High-quality evidence documents the harmful effects by fictional or non-fictional stories where suicide incidents were glorified. Examples from the Nordic countries illustrate the potential harmful effects that social media activities may have on vulnerable groups. The WHO have developed concrete guidelines for media professionals and filmmakers. A growing body of evidence suggest that presentation of positive role models who promote help-seeking may reduce suicidal behaviour.
School-based interventions on emotion regulation directed towards young children as well as psycho-educative activities for teenagers have been evaluated as being suicide preventive. Several Nordic countries are implementing or testing this type of interventions.

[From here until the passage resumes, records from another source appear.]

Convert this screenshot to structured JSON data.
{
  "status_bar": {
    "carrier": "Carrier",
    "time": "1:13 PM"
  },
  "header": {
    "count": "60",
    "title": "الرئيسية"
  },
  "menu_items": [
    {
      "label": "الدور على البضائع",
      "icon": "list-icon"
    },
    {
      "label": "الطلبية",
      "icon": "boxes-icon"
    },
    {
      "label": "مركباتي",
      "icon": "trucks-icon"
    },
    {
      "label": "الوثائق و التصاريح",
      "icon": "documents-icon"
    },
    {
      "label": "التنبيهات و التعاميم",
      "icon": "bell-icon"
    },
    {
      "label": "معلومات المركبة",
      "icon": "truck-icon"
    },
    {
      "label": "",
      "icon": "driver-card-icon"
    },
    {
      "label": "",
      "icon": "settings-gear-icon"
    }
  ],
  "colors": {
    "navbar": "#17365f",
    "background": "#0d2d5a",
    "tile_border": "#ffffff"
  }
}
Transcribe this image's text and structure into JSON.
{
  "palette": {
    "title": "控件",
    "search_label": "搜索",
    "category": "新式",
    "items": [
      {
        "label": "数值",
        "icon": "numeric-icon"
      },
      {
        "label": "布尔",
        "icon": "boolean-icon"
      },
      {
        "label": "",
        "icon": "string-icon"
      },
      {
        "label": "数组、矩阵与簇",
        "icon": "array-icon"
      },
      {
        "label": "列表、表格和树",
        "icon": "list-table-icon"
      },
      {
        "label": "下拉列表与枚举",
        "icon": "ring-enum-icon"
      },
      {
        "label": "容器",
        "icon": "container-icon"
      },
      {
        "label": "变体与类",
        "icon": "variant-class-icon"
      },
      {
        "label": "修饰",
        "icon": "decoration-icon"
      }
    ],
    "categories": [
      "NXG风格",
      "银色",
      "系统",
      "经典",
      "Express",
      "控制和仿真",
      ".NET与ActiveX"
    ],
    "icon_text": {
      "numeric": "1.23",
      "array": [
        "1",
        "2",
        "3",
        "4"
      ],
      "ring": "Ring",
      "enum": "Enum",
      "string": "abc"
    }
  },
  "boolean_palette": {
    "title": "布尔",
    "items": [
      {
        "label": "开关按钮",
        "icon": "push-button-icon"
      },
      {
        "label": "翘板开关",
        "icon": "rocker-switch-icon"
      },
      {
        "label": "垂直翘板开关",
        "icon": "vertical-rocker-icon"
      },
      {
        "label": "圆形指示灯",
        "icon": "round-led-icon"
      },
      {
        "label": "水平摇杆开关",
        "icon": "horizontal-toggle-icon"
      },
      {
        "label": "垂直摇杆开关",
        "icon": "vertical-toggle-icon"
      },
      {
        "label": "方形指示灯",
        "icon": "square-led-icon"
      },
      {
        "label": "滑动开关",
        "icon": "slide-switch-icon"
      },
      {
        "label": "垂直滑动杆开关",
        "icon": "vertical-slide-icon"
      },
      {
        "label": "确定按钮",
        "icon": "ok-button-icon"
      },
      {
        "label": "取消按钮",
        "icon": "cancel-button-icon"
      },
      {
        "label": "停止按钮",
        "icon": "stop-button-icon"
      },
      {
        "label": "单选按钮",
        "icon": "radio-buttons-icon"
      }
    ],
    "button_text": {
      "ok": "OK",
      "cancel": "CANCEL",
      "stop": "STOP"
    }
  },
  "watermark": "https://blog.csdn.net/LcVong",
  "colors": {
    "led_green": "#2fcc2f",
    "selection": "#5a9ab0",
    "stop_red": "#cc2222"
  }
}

Individuals at risk of suicide may be seen in emergency departments and other clinical settings - or they may contact telephone helplines. Good support exists for brief interventions after ED-presentations and psychosocial therapy, which have been tested in several Nordic countries. Still, effective interventions for individuals recently discharged from psychiatric admission is lacking. Helpline support remains to be assessed in high-quality studies- Online tools, such as internet-based therapy, have been shown to reduce levels of suicide thoughts.
In sum, additional reductions of suicides are needed. Several effective interventions exist, yet evidence is lacking for certain high-risk groups, such as individuals discharged from psychiatric hospital and follow-up after presentation for suicide attempt. Nordic register data provided a unique recourse for real-time monitoring suicide and suicide attempt.